Another protester, Bhimnath Olakhey shared a similar view. The 74-year-old had joined 150 others from his village in Bagmati Rural Municipality to attend the rally in the Capital city.
“Most of us here are supporters of the party. We are here to protest against Oli who is bent on destroying the constitution for which many Nepalis have made an immense sacrifice,” said Olakhey.
“We fought tirelessly to reinstate democracy in 1990. I myself joined the Maoist party and fought the 10-year insurgency. I also participated during the people’s movement that overthrew monarchy. Now here I am to stand up against Oli who is trying to shred the constitution.”
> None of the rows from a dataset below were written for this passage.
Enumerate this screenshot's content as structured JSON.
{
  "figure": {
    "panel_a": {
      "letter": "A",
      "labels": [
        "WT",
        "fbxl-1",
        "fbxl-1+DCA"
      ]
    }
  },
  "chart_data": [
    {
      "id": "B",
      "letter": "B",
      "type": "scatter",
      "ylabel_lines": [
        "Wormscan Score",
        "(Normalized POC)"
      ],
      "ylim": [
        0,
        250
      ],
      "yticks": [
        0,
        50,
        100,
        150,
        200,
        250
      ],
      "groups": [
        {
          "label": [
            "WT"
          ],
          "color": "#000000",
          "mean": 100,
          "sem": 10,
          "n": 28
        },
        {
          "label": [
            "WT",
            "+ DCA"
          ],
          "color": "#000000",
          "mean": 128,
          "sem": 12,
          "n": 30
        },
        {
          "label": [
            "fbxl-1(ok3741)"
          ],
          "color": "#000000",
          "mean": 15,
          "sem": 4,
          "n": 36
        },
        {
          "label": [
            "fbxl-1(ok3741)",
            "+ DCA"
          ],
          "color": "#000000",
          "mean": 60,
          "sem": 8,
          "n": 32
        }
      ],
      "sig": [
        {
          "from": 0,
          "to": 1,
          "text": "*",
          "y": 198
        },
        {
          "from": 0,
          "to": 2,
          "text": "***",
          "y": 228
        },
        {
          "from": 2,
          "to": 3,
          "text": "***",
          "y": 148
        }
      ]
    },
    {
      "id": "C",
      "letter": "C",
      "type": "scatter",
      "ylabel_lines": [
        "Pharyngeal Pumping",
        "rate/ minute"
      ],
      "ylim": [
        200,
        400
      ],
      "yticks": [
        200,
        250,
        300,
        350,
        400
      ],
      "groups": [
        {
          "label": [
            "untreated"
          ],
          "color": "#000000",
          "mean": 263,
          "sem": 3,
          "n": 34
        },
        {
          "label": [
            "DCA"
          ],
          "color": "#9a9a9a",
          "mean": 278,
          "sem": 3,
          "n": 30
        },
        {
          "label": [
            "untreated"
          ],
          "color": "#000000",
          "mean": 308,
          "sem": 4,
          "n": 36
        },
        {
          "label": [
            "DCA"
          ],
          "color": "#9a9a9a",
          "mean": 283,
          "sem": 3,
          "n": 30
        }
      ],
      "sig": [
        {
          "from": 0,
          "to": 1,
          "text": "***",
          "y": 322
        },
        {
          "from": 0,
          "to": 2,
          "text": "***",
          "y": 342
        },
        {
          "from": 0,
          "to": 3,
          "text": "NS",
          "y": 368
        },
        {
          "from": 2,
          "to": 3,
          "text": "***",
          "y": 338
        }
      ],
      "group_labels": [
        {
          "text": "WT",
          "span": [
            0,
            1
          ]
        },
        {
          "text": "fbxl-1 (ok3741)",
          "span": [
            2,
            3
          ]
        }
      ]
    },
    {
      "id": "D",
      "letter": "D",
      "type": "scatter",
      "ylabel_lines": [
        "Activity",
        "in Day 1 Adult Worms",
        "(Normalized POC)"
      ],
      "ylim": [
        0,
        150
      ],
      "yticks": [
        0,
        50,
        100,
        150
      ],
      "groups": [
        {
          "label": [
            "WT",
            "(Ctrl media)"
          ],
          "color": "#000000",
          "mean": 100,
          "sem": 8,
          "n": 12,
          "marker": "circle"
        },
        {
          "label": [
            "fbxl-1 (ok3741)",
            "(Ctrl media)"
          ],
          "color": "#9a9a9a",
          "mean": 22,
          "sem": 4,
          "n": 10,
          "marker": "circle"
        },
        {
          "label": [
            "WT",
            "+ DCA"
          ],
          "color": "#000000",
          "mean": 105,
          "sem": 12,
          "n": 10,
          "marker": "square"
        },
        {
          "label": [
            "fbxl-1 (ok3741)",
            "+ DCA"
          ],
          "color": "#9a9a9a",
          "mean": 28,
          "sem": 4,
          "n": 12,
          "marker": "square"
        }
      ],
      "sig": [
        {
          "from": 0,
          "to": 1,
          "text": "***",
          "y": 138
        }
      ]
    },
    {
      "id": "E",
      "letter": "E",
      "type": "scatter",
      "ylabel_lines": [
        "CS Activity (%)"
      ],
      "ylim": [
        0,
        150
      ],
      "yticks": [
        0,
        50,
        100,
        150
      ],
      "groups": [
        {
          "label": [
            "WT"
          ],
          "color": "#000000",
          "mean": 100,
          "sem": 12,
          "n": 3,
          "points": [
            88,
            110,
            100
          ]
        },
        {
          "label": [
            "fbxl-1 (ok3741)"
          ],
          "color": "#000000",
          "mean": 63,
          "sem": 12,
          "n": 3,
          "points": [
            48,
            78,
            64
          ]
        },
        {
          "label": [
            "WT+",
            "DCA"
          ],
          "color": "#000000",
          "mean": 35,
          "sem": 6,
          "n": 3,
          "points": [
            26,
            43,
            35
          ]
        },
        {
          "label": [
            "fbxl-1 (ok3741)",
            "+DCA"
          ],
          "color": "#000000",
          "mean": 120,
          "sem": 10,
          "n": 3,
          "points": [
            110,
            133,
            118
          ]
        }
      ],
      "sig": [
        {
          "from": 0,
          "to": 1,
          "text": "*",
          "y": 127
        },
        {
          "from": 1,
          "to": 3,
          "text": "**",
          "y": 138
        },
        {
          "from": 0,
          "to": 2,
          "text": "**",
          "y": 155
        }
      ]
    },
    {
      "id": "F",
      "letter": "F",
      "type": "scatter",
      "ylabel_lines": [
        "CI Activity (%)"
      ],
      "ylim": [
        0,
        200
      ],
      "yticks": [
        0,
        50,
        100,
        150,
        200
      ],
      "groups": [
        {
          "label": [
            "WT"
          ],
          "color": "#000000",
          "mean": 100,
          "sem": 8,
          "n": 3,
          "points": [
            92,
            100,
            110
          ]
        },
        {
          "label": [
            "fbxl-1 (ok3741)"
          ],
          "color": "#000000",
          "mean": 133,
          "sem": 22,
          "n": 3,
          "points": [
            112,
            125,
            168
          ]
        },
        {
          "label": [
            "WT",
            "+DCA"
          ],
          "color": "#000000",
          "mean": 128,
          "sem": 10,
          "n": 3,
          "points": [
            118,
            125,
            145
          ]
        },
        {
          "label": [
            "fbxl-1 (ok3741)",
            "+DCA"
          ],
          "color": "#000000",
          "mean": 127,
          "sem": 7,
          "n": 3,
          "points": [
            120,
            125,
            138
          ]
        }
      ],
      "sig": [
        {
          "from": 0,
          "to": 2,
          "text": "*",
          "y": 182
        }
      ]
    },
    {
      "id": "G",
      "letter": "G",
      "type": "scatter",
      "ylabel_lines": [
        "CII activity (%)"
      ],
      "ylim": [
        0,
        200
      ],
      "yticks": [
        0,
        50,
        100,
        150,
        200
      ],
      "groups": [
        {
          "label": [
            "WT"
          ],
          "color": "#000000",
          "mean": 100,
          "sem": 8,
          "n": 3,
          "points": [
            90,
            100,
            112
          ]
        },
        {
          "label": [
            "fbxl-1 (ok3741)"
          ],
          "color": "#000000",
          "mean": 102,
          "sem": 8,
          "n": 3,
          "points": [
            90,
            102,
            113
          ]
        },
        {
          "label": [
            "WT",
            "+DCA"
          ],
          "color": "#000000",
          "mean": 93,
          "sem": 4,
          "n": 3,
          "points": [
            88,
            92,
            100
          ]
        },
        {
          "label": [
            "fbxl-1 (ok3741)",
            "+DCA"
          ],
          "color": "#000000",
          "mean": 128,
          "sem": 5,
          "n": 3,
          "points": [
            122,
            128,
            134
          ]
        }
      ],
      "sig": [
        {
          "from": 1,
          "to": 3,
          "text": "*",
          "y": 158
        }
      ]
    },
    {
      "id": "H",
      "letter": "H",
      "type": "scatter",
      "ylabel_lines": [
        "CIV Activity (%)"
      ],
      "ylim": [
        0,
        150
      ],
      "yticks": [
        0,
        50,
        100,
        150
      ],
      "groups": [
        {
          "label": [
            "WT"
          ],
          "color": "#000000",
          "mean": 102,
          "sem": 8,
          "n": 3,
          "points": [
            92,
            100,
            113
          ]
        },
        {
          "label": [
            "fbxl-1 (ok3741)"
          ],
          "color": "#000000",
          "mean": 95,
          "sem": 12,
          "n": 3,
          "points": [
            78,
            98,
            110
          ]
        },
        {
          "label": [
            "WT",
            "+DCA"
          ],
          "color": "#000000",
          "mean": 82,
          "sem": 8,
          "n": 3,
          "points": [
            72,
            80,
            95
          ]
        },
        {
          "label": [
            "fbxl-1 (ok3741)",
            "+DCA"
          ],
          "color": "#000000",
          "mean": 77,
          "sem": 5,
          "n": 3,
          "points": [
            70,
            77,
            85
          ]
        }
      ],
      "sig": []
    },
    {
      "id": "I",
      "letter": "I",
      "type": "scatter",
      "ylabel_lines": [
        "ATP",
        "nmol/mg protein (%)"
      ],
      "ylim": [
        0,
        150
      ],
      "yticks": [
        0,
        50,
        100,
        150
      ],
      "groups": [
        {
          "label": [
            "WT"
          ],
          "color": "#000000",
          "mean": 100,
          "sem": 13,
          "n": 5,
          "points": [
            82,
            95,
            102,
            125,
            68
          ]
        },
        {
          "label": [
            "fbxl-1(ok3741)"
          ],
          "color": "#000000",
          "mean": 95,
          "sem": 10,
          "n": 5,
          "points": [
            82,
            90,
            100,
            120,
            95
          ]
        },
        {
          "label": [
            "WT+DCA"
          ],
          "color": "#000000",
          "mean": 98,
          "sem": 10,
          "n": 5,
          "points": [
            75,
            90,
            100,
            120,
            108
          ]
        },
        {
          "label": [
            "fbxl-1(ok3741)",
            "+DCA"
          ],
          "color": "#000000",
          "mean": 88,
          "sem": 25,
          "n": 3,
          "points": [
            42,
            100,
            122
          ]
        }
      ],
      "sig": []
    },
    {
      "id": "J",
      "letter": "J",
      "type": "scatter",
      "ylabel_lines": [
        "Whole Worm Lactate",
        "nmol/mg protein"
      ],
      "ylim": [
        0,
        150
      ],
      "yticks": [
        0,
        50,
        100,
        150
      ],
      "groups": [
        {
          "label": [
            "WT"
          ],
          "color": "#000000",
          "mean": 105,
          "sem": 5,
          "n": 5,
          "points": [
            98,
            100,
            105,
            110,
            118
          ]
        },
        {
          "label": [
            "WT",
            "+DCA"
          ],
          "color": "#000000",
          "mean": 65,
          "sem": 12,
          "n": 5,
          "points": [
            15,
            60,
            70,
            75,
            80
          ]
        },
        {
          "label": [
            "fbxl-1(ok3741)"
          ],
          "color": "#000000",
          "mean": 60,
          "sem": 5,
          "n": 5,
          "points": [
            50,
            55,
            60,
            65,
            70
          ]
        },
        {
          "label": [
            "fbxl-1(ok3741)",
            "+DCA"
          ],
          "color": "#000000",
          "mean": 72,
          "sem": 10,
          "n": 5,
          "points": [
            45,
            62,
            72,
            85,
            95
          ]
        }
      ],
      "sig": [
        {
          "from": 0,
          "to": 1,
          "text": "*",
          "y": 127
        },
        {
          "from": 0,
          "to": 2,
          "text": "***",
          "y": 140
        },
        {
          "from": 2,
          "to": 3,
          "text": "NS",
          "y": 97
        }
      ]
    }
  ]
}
For Sonam Tamang attending Friday’s rally was both an expression of his protest and a business opportunity.
The 37-year-old was busy selling peanuts to the people while listening to the leaders.
“I am not a Oli supporter. After his government, street vendors like me have faced a lot of hassles from the police. The municipal police have confiscated at least five of my carts and I never got them back,” he said.
“This government has never been kind to the poor and daily wage workers like us. True, a man like me doesn't know what’s written in the constitution, but I know that the government should be looking after the poor citizens. I support this protest and consider myself one of the protesters.”